When we travel, we are often overwhelmed with the beauty of the location we are visiting, so we snap dozens of shots of majestic vistas, quaint old towns, and sweeping beaches only to be very underwhelmed by these shots years later.
They were honestly more fun to take than to look at. Keep a few but get rid of most of them.
Photos of our family and friends are usually the ones we want to hold onto. Back in the day when we shot film, we were likely to take only a few photos of an event or scene, but with our smartphones always poised at the ready, we can easily take dozens – or hundreds – of shots of the same person or event.
We simply don’t need them all, so try to cull it down to the ones that best tell the story of the day and best exhibit the personalities of the people.
We all have photos of people we don’t know or don’t remember; really no need to hold on to most of them. If we don’t know them by now, we probably don’t care to, so adios to those nameless faces of yesteryear.
Be careful not to blindly get rid of badly composed or blurry photos. Sometimes that photo may be the only one we have of that person. It may also be the only shot of a particular event or memory. As poorly taken as it was, it may still evoke a wonderful feeling when you look at those favorite faces – so be aware.
Prints are generally kept in two places: photo albums or loose in boxes. Albums are usually the result of some prior editing so they can serve as a good place to start. The question then becomes: do you keep them in the albums or remove them?
The irony here is that, traditionally, we put our favorite prints into albums to have them accessible to look at. Unfortunately, albums are not very archivable, and so the prints in them are more susceptible to fading and brittleness due to oxidation and light.
I would suggest removing photos from the albums unless you see no indications of deterioration. They can now be placed into archival print boxes for future safekeeping.
Tackling the loose prints in boxes can be a daunting task, but once you get into a good rhythm it can progress along nicely.
Although unorganized, those loose prints may actually be in better condition than the ones in albums. Thus, it can be a good opportunity to see if there are duplicates of any album prints in poor condition to swap out.
I like to sort by year and/or decade and separate out major events like weddings and vacations. I like to use index cards to write down info and dates for each batch of prints of an event or trip. This can be helpful if I scan them later as I like to enter that info as keywords or folder names for the digital files.
By now you have hopefully started to develop some ninja editing skills and are ready for your digital files.
You can use the editing guidelines I set out above, but digital collections also contain a particularly virulentculprit that fills up our digital libraries sometimes faster than we can get rid of them.

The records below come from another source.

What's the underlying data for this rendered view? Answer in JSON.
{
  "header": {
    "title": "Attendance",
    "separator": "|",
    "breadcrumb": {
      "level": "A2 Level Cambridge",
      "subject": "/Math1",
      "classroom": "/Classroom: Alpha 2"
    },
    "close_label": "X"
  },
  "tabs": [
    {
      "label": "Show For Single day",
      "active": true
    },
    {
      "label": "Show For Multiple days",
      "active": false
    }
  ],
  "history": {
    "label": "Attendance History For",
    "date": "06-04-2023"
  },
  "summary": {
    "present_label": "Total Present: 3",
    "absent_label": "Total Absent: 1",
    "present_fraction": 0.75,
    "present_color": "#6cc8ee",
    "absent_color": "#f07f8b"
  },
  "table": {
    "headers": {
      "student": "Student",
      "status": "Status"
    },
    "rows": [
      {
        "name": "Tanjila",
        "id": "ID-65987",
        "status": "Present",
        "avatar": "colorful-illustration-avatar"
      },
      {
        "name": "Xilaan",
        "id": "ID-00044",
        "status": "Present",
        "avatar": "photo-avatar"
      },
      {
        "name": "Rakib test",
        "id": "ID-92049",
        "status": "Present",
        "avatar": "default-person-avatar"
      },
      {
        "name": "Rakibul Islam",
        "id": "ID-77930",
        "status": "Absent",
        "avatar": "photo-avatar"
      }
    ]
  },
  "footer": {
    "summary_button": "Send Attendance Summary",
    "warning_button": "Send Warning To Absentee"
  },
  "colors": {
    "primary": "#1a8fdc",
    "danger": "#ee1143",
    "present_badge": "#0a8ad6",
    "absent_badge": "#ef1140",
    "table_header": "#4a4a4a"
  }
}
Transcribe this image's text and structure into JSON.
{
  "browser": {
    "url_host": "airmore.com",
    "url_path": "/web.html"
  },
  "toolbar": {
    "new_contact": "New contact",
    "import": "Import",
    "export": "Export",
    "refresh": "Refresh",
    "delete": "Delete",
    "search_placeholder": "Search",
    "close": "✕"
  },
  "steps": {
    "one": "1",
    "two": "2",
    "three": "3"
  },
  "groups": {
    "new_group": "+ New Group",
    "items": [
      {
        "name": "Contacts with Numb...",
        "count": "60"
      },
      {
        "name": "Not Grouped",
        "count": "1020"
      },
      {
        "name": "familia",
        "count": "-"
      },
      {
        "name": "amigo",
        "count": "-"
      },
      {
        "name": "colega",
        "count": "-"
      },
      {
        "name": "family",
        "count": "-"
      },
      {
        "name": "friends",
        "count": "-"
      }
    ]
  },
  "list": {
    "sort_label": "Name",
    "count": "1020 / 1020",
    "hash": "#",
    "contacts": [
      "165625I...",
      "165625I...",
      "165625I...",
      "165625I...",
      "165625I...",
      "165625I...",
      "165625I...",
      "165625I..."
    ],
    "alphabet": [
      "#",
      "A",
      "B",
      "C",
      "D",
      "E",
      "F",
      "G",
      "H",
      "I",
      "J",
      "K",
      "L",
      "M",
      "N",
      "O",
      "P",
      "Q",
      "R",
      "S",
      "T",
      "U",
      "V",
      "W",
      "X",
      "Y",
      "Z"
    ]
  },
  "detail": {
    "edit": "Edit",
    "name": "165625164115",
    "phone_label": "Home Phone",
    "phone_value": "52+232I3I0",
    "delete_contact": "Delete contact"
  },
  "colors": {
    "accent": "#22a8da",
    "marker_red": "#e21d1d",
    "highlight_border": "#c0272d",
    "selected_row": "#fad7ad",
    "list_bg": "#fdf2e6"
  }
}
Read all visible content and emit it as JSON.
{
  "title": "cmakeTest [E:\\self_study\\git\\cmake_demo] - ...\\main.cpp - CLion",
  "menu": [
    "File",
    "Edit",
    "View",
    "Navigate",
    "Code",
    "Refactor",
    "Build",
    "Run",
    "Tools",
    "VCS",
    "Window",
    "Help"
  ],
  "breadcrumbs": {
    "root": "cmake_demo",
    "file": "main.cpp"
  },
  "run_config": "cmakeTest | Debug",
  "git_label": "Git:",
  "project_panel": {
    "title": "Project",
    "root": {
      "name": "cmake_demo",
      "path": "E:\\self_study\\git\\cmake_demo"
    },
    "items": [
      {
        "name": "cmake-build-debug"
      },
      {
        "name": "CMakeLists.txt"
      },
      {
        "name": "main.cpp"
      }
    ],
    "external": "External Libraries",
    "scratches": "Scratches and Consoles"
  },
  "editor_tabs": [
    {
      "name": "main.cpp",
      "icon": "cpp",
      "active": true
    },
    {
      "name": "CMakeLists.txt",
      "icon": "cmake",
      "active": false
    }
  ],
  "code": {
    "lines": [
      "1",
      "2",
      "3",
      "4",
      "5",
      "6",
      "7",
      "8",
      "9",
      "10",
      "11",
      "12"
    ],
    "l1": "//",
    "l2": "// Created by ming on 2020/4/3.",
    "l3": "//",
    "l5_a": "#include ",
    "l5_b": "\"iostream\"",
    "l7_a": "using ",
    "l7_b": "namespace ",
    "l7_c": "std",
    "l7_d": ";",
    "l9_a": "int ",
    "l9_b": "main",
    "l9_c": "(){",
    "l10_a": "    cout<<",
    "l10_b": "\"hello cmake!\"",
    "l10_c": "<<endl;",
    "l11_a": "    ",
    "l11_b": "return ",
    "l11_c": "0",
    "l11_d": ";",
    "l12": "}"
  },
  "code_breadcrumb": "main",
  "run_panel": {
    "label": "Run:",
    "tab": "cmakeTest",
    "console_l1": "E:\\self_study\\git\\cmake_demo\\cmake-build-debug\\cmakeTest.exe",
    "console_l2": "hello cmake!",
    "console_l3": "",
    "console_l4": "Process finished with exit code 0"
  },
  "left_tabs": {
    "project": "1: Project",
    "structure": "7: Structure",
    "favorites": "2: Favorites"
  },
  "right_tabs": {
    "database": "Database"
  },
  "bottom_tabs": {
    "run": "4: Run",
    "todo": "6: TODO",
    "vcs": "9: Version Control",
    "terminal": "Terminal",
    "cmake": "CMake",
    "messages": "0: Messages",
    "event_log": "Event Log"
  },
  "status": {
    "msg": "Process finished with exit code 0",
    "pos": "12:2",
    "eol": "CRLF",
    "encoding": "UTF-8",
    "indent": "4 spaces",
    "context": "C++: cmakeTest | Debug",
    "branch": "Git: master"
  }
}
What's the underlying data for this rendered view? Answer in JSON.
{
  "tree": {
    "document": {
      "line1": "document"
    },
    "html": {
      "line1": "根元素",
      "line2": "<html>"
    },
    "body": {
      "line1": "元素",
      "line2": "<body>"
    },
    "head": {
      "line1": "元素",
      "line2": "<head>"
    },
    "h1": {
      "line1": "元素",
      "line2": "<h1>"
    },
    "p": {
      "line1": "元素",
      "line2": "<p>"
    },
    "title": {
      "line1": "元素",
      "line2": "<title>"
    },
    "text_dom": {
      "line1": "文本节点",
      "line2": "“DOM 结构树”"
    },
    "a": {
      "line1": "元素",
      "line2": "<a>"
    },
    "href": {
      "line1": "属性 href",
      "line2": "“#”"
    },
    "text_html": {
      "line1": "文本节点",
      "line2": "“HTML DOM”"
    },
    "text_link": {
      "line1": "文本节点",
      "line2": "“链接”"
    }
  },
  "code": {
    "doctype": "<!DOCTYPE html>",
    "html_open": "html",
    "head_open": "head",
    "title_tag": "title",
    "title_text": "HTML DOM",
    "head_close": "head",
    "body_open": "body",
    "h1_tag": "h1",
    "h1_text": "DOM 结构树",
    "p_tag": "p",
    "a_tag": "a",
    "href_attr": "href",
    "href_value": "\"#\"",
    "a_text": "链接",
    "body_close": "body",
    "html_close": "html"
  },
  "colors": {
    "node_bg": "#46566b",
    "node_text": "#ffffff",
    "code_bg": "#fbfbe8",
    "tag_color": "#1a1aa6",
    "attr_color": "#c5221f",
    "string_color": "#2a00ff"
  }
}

I’m talking about photos of parking spaces, shopping lists, food and other subjects we have no need of an hour after we have taken them.
Many of these are things we actually used to write down, but now take a picture instead, which sucks up even more of the precious storage on our phone. And really, who wants to see a photo of space P3 next to wonderful photos of our grandchildren?
You can also edit out screen grabs and any awful selfies you took (are there non-awful selfies?).
Try to stick to a regimen of editing photos after you take them. It’s a great way of killing time while waiting in line or at the doctor’s office. Being productive while you wait can feel pretty good.
When it comes to prints, I would suggest scanning many of the ones you are keeping. It’s the only way to really keep them safe and share them with others. But remember, if there are some prints you are undecisive about, you can easily scan them and then throw the actual print away; it’s a nice middle ground.
We are all being overrun by our photo collections, which is a shame; they should be a source of joy not one more thing to be overwhelmed by. Get started, one step at a time, and remember that it will be a process not an event. Good luck.
How often do you edit your photos? Do you have a print collection in boxes and albums? Have you scanned them to digitize them? What about digital photos – do you organize them regularly? Please share with our community.